Interdiction de la vente des usines de semi-conducteurs allemands aux intérêts chinois : conséquence d’une guerre de l’information ou revirement stratégique ?

Le 09 novembre 2022 le gouvernement allemand a décidé d’interdire les projets de rachats de deux usines de semi-conducteurs par des intérêts chinois. Il s’agit d’une part du projet d’acquisition d’une usine du groupe Elmos Semiconductor à Dortmund par l’entreprise suédoise Silex détenue à 100% par la société chinoise Sia Microelectronics et d’autre part de l’entreprise ERS Electronic à une société chinoise dont l’identité n’a pas été révélée.

Elmos est un groupe allemand de semi-conducteurs dédiés principalement à l’automobile. En 2022, il compte 1 150 salariés et affiche un chiffre d’affaires de 322 millions d’euros en 2022. D’un montant de 85 millions d’euros, l’opération devrait permettre à la firme de recevoir d’importants transferts de technologie et des ressources importantes pour moderniser sa chaine de production. Les premières informations relayées par le quotidien allemand « Handelsblatt » le jeudi 27 octobre 2022 et reprises par plusieurs médias internationaux faisaient part d’une volonté du Gouvernement d’autoriser l’opération de rachat.

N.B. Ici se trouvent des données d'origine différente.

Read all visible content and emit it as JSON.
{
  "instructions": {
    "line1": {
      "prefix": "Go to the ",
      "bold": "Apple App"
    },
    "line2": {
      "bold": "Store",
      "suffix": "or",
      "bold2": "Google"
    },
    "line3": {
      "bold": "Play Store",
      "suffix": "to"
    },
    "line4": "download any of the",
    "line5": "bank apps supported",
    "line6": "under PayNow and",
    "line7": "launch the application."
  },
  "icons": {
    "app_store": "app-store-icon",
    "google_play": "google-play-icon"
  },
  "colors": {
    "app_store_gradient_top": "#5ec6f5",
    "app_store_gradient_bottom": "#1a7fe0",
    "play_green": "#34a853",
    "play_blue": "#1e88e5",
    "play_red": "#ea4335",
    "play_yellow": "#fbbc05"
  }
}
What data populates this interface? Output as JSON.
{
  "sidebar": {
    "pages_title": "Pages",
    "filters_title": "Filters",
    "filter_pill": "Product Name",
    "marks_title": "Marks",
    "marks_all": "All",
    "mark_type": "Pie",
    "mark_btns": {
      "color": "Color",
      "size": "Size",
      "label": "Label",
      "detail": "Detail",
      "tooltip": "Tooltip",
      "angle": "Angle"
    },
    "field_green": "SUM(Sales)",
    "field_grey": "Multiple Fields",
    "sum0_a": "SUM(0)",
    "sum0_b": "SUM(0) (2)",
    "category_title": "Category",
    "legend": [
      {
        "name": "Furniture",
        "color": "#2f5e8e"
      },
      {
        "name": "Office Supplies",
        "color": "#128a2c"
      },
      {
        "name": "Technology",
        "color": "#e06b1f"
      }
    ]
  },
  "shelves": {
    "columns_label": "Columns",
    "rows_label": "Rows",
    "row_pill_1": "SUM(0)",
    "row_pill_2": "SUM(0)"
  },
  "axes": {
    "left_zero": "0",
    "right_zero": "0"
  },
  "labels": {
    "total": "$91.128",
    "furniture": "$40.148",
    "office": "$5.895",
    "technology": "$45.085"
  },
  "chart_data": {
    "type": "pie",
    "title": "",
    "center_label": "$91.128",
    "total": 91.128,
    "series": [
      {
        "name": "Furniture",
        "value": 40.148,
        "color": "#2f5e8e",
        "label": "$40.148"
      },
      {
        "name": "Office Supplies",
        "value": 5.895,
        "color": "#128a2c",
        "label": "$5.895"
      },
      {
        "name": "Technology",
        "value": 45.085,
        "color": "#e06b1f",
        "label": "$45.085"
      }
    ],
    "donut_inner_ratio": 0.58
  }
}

ERS Electronic produit des solutions de température "haute précision" pour les semi-conducteurs. L'entreprise est basée près de Munich et possède des succursales en Chine et aux États-Unis.

En prenant la décision de bloquer ces projets, décision d’ailleurs conforme aux recommandations des services de renseignements, le gouvernement allemand entend protéger « la souveraineté technologique et économique » du pays et renforcer la sécurité nationale. Toutefois, la décision intervient dans un contexte de tension entre la Chine et les pays de l’Occident caractérisée par une forte polémique au sein de l’opinion publique allemande sur la dépendance du pays vis-à-vis de la Chine et le durcissement des contrôles des Etats-Unis sur les exportations de semi-conducteurs vers la Chine.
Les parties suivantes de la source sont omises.